Powering Down: What You Need to Know About Recycling Old Batteries
Submitted by Republic Services
Americans throw away about three billion batteries per year. It’s important to remember that not all batteries are created equally. Several different types of batteries should not be disposed of or recycled at home.
And, while there are batteries that technically can be thrown away at home, those items are still better off being recycled at a special facility. In fact, Republic Services recommends that you NEVER put batteries in your trash or recycling at home as properly recycling batteries can help prevent harm to the environment.
Did you know that hundreds of preventable fires are caused each year by the unsuitable disposal of battery-powered electronics? In 2019, there were 343 reported fires at waste and recycling facilities in the U.S. and Canada , many of which could have been prevented had consumers recycled their old cell phones, laptops, and other lithium battery-powered electronic devices the right way.
Here’s what you should know about disposing of and properly recycling your old batteries:
Alkaline batteries: According to the EPA, you can throw away your alkaline and zinc-based batteries, including the standard batteries you use to power remote controls, flashlights, and more. But it is better for the environment if you find a way to recycle these batteries with an appropriate recycler instead of just tossing them in your trash.
Button batteries: These are small round batteries that are frequently found in watches and medical devices. Typically, these batteries contain lithium and can cause fires if damaged. Because of this, they shouldn’t be thrown away or recycled at your home. They require special handling.
Lithium batteries and lithium-ion batteries: Lithium batteries, the most popular kind of rechargeable battery found in electronic devices, are hazardous as they can spark a fire if damaged or stored improperly. These batteries MUST be recycled with a battery recycler and should never be disposed of at home.
Rechargeable batteries: Rechargeable batteries and devices with rechargeable batteries should always be recycled. If the battery is removable and rechargeable, it can be recycled on its own. If the battery isn’t removable, the entire device needs to be recycled through an electronic waste program.
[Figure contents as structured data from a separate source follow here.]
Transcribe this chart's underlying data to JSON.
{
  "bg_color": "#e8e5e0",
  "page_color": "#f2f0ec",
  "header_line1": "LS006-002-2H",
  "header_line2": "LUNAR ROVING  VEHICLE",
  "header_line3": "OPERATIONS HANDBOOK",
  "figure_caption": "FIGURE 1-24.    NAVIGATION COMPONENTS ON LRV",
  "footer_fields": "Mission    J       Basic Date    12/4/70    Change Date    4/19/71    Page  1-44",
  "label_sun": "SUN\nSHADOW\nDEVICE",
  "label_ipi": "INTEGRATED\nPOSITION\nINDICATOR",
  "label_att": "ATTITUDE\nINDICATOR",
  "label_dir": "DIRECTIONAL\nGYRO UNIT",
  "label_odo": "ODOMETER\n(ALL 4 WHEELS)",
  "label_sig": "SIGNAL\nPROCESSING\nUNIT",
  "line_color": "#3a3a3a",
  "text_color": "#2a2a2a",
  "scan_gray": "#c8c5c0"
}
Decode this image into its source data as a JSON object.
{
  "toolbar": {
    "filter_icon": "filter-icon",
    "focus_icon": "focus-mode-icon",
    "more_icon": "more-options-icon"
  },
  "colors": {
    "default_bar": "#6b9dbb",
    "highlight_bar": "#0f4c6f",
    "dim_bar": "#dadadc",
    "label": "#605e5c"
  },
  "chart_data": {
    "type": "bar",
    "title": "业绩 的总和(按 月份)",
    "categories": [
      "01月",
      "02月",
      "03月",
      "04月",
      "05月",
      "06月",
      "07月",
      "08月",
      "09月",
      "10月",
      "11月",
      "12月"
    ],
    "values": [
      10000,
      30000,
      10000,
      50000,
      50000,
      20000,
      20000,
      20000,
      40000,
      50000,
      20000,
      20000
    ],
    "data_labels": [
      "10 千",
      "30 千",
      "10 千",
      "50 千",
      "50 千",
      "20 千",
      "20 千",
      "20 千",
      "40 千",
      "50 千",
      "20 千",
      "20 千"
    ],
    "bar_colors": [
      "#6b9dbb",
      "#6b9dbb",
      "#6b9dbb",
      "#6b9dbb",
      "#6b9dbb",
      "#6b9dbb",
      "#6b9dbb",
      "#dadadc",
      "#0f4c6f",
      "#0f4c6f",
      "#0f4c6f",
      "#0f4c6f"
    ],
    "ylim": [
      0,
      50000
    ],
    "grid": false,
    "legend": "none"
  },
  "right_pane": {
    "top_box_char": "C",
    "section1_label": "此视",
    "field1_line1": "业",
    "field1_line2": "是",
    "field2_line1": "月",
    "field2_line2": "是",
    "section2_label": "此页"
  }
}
To protect our planet and help keep you safe, Republic Services has identified several easy solutions that ensure proper battery disposal — including our convenient battery recycling program:
Donate: Many local charities will accept working electronic devices containing lithium batteries. Two national programs include Cell Phones for Soldiers, which provides free airtime minutes to servicemen and women, and the 1Million Project, which helps connect low-income students to the Internet.
Drop off at local collection events: Many local Republic Services facilities collect electronic waste throughout the year, especially in the spring and fall – check RepublicServices.com/shop for options. Or search Earth911 or Call2Recycle to find an e-waste drop-off site, like Best Buy, near you.